The United States, the European Union and the United Kingdom have agreed to block “selected” Russian banks from the global financial messaging system SWIFT, which transfers money to more than 11,000 banks and other financial institutions around the world. world, as part of a new round of sanctions aimed at imposing a severe cost on Moscow for the invasion. They also agreed to impose “restrictive measures” on Russia’s central bank.

It was unclear how much territory the Russian forces had seized or how much of their advance had been blocked. The British Ministry of Defense said that “the speed of the Russian advance has temporarily slowed, probably due to acute logistical difficulties and heavy Ukrainian resistance”.

A senior US defense official said that more than half of the Russian combat power that was massed along Ukraine’s borders had entered the country and that Moscow had to commit more fuel supplies and weapons. other support units inside Ukraine than originally planned. The official spoke on condition of anonymity to discuss internal US assessments.

The curfew forcing everyone in Kyiv indoors was due to last until Monday morning. The relative calm of the capital was sporadically disturbed by gunfire.

The fighting on the outskirts of the city suggested that small Russian units were trying to clear a path for the main forces. Small groups of Russian troops were reported inside Kyiv, but Britain and the United States said the bulk of forces were 30 kilometers from the city center by afternoon.

Russia says its assault on Ukraine from the north, east and south is aimed only at military targets, but bridges, schools and residential neighborhoods have been hit.

Ukraine’s health minister announced on Saturday that 198 people, including three children, had been killed and more than 1,000 injured in Europe’s largest ground war since World War II. It was unclear whether these figures included both military and civilian casualties.

A missile struck a high-rise building in the southwestern outskirts of Kiev, near one of the city’s two passenger airports, leaving a jagged hole of ravaged apartments over several floors. A rescue worker said six civilians were injured.

Ukrainian Ambassador to the United States Oksana Markarova said troops in Kiev were fighting Russian “sabotage groups”. According to Ukraine, some 200 Russian soldiers were captured and thousands killed.
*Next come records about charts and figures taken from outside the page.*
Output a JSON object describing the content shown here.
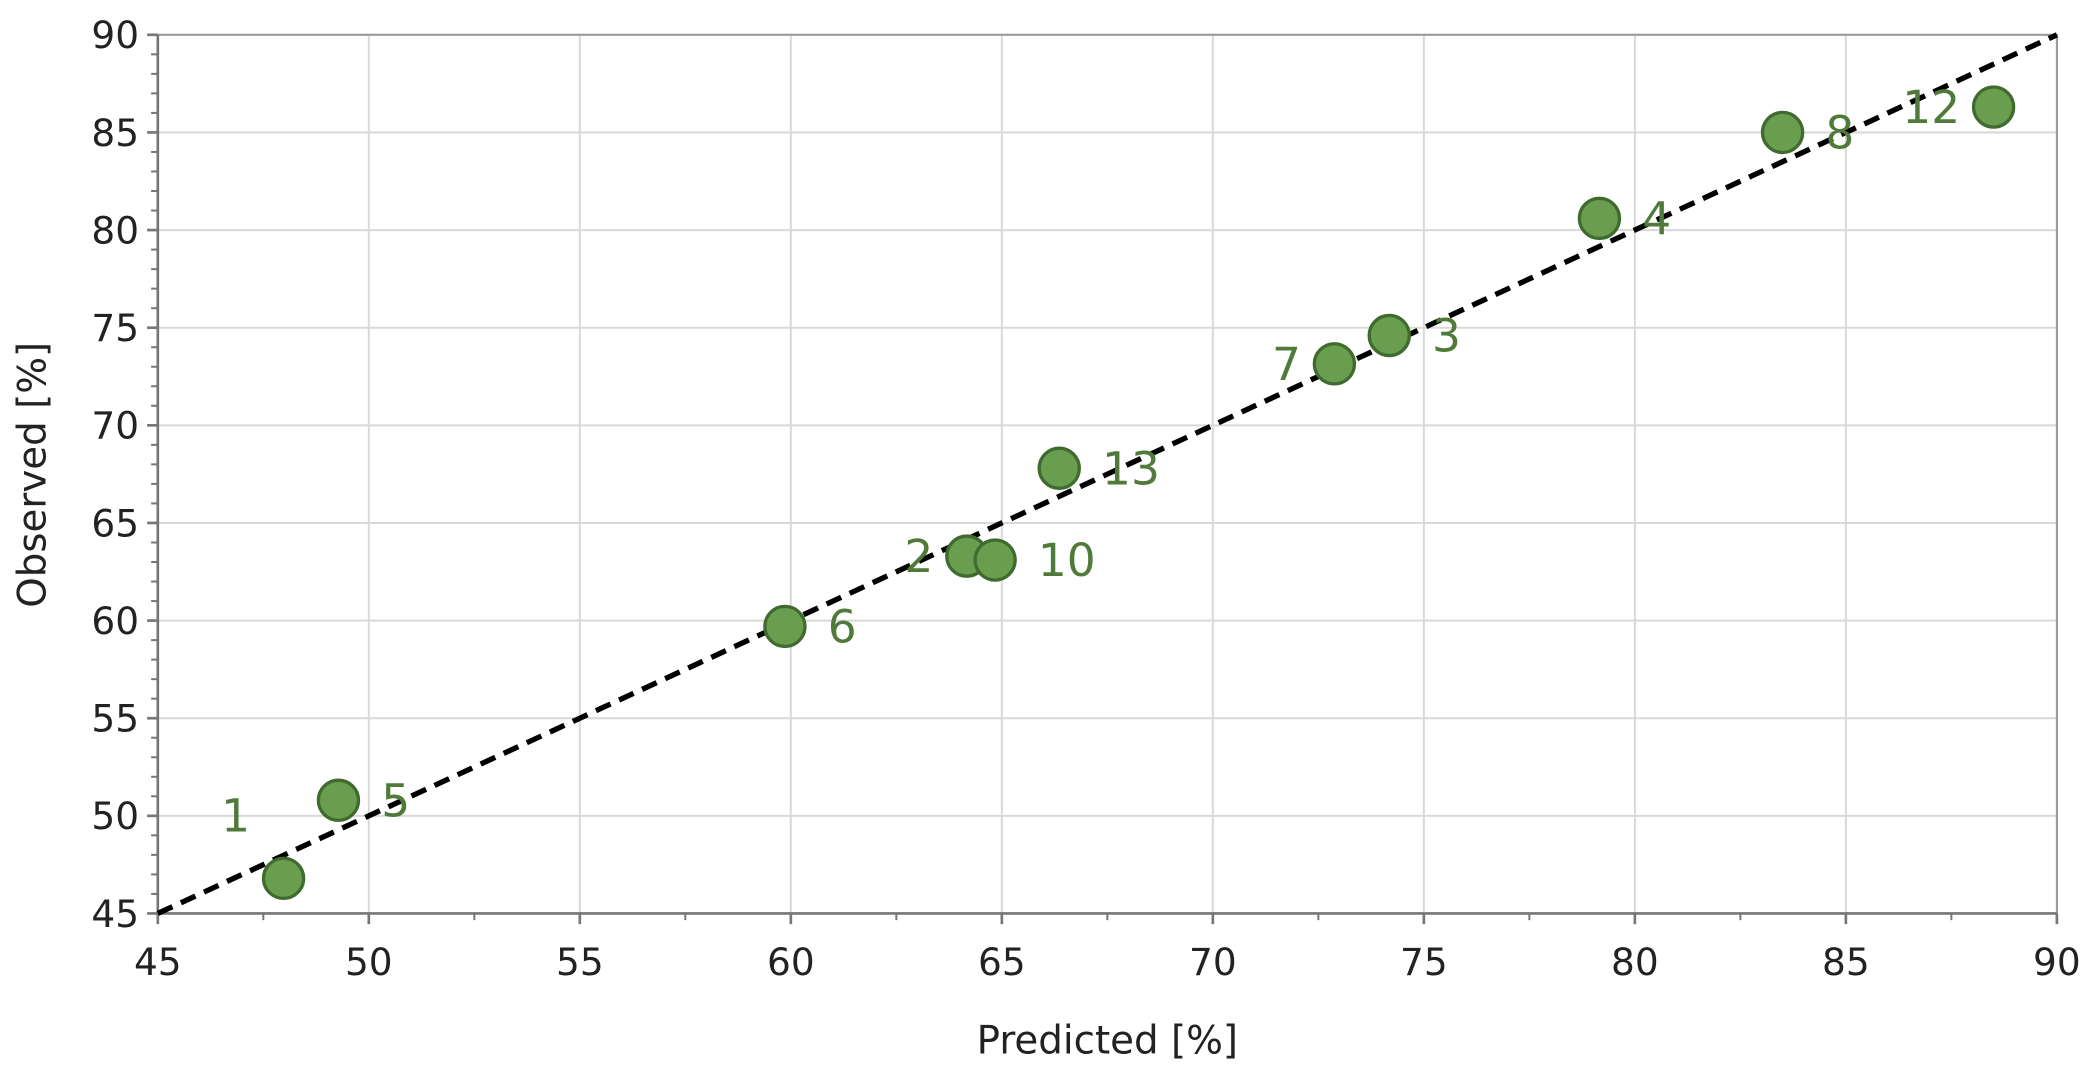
{
  "chart_data": {
    "type": "scatter",
    "x_label": "Predicted [%]",
    "y_label": "Observed [%]",
    "series": [
      {
        "color": "#6a9e4f",
        "labels": [
          "1",
          "5",
          "6",
          "2",
          "10",
          "13",
          "7",
          "3",
          "4",
          "8",
          "12"
        ],
        "x": [
          47.98,
          49.28,
          59.86,
          64.17,
          64.84,
          66.36,
          72.88,
          74.18,
          79.16,
          83.5,
          88.5
        ],
        "values": [
          46.8,
          50.8,
          59.7,
          63.3,
          63.1,
          67.8,
          73.15,
          74.6,
          80.6,
          85.0,
          86.3
        ]
      }
    ],
    "xlim": [
      45,
      90
    ],
    "ylim": [
      45,
      90
    ],
    "xticks": [
      45,
      50,
      55,
      60,
      65,
      70,
      75,
      80,
      85,
      90
    ],
    "yticks": [
      45,
      50,
      55,
      60,
      65,
      70,
      75,
      80,
      85,
      90
    ],
    "grid": true,
    "identity_line": true
  }
}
Markarova said Ukraine was gathering evidence of bombings of residential areas, kindergartens and hospitals to submit to The Hague as possible crimes against humanity.

Zelenskyy reiterated his openness to talks with Russia in a video message, saying he welcomed an offer from Turkey and Azerbaijan to stage diplomatic efforts, which so far have failed.

The Kremlin confirmed a phone call between Putin and Azerbaijani President Ilham Aliyev but gave no indication on whether talks would resume. A day earlier, Zelenskyy offered to negotiate a key Russian demand: to abandon ambitions to join NATO.

Putin sent troops to Ukraine after denying for weeks that he intended to do so, while building up a force of nearly 200,000 troops along the countries’ borders. He says the West has not taken Russia’s security concerns about NATO, the Western military alliance that Ukraine aspires to join, seriously. But he also expressed his contempt for Ukraine’s right to exist as an independent state.